Using this implementation for Global editing
Nerdyvedi opened this issue · comments
Is it possible to use this for Region editing and Global editing as mentioned in the paper.
The figure below is from the paper.
Thanks a lot.
I haven't tried it, but I think you can implement it.
@rosinality . Would be grateful if you could guide me. I am trying to implement the Global editing feature.
From what I got , we need to edit the texture code to change global attributes like age, lighting and background. They edited the texture code using an interactive UI that performs vector arithmetic using the PCA components, But they never mentioned what vector arithmetic needs to be performed.
Have you perform PCA on texture codes? Then you can move texture vectors along the principal components. For example you can choose principal components that explains largest variances and add it to texture vectors with some scalar. (texture vector + scalar * principal component) Please refer to this paper: https://arxiv.org/abs/2004.02546
Or you can try approaches like this https://arxiv.org/abs/2007.06600 that extracts eigenvector directly from weight matrices. I tried it on stylegan2, and maybe you can refer to it. https://github.com/rosinality/stylegan2-pytorch
Hi @rosinality
Could you please share the code so we can quickly try it? Or please give us an instruction about how to use it on swapping autoencoder. Thanks!
@juzuo You can do it like this:
import torch
from torch.utils import data
from torchvision import transforms
from model import Encoder, Generator
from stylegan2.dataset import MultiResolutionDataset
from tqdm import tqdm_notebook
from matplotlib import pyplot as plt
ckpt = 'checkpoint/ffhq-070000.pt'
dset = 'ffhq.lmdb'
ckpt = torch.load(ckpt, map_location=lambda storage, loc: storage)

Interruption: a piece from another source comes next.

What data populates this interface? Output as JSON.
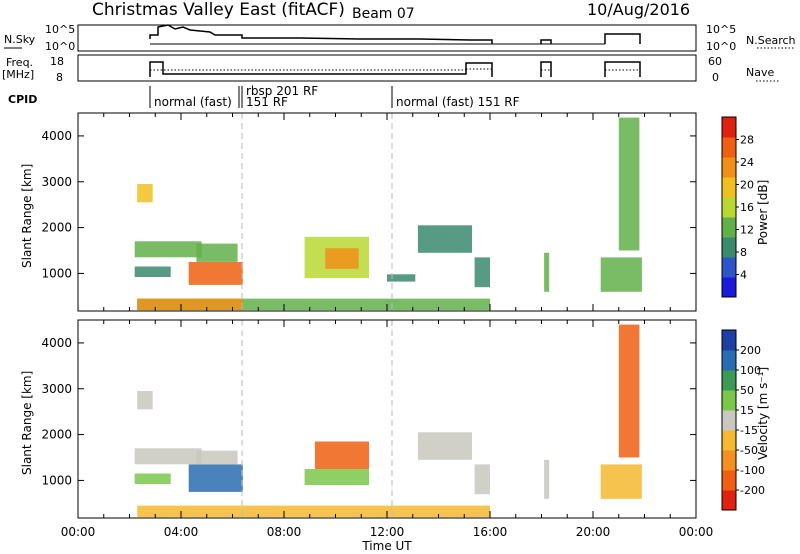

transform = transforms.Compose(
[
transforms.ToTensor(),
transforms.Normalize((0.5, 0.5, 0.5), (0.5, 0.5, 0.5), inplace=True),
]
)
dset = MultiResolutionDataset(dset, transform, 256)
device = 'cuda'
encoder = Encoder(32).to(device)
generator = Generator(32).to(device)
encoder.load_state_dict(ckpt['e_ema'])
generator.load_state_dict(ckpt['g_ema']);
textures = []
loader = data.DataLoader(dset, batch_size=256)
with torch.no_grad():
for batch in tqdm_notebook(loader):
_, texture = encoder(batch.to(device))
textures.append(texture.to('cpu'))
texture_t = torch.cat(textures, 0)
texture_c = texture_t - texture_t.mean(0, keepdim=True)
U, S, V = torch.svd(texture_t)
dataset_i = 45000
scale = 100
direction_i = 1
with torch.no_grad():
structure, texture = encoder(dset[dataset_i].unsqueeze(0).to(device))
img = generator(structure, texture)
img_e = generator(structure, texture + scale * V[:, direction_i].unsqueeze(0).to(device))
plt.imshow(torch.cat((img, img_e), 3).to('cpu').squeeze(0).add_(1).div_(2).clamp_(0, 1).permute(1, 2, 0).numpy())Thanks, my buddy! @rosinality I will try it ASAP.
By the way, I have a question, is it possible to train the model by a single RTX 3090 GPU?
@juzuo Batch size will be the problem. I think you can train if you use gradient accumulation.
I see. Thanks buddy!